Being able to help someone like that—it meant a lot to me. All the military folks I work with do. There are tons of people that over the years I’ve been fortunate enough to represent that have really left a mark on me. He was the first one, I think, who died while I was representing him, and the responsibility I felt towards his family, and do to the family of every deceased client, is hard to put into words.
How do you handle working on cases with people who have serious diagnoses?
From an emotional standpoint, it’s really tough. The comfort is knowing that I’m able to tell them before they pass, “Your family will be taken care of.”
There was one guy I represented in Georgia who told me, “Man, I know I’m going to die soon and that’s okay. I know that you’re going to take care of my wife and that gives me the peace I need to be able to die and not be worried.” He sadly did pass away a few months later, but we were able to recover millions for his widow. Money can never fight a disease, or heal the pain of losing a loved one, but it does make the other parts of my clients’ lives easier.
I mostly work with men in their 70s and 80s. In their generation, they were responsible for taking care of their wives and families and that’s what they believe. To be able to take the financial burden off of them so that they can fight their disease, or even pass with a little bit more peace—that gives me enough solace to where when they do pass, I can say, “It’s okay, I’ve got to fulfill my responsibility now and make sure this family is taken care of.’”
What do people misunderstand about the work that lawyers do?
A lot of people think they’re just going to be a number or another file when they come to us, and that’s not the case. I work hard to stay in communication with my clients and get back to them quickly. Accessibility means a lot to me because I know it means a lot to my clients.
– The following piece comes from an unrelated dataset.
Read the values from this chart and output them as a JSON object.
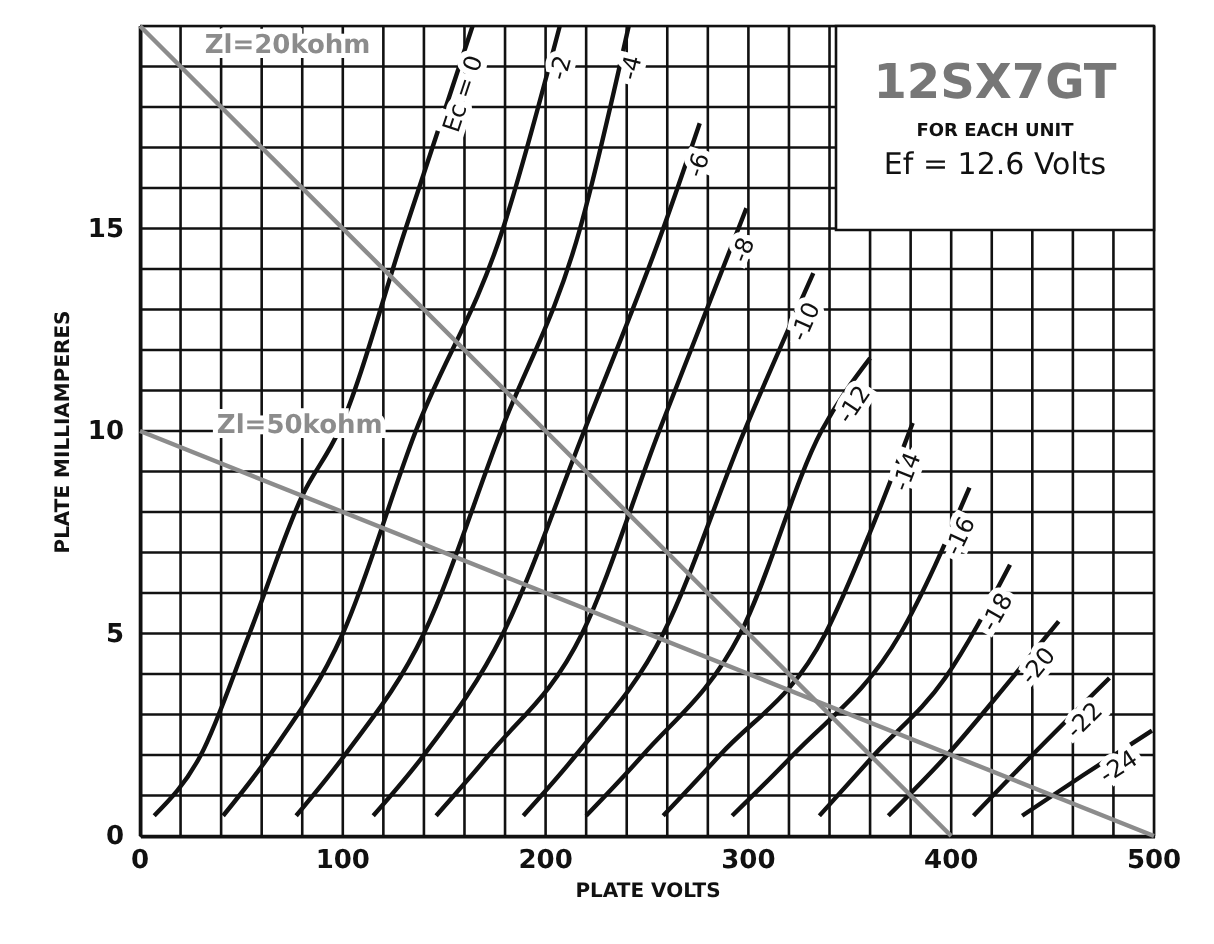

Every client has my direct number.
What do people need to know about asbestos cases?
Everyone needs to know that we’ll help them figure it out. When they come to us initially, they don’t always know exactly how they were exposed or what they were exposed to, so they might not be sure if they have a claim.
What they need to know is that we’re professionals and are trained to help them identify their exposures. They often remember working with various products, but didn’t know they contained asbestos. They have a partner in us, and we’re going to combine our knowledge with their knowledge to figure out how to make their lives better. They don’t have to have all the dots connected before coming to us.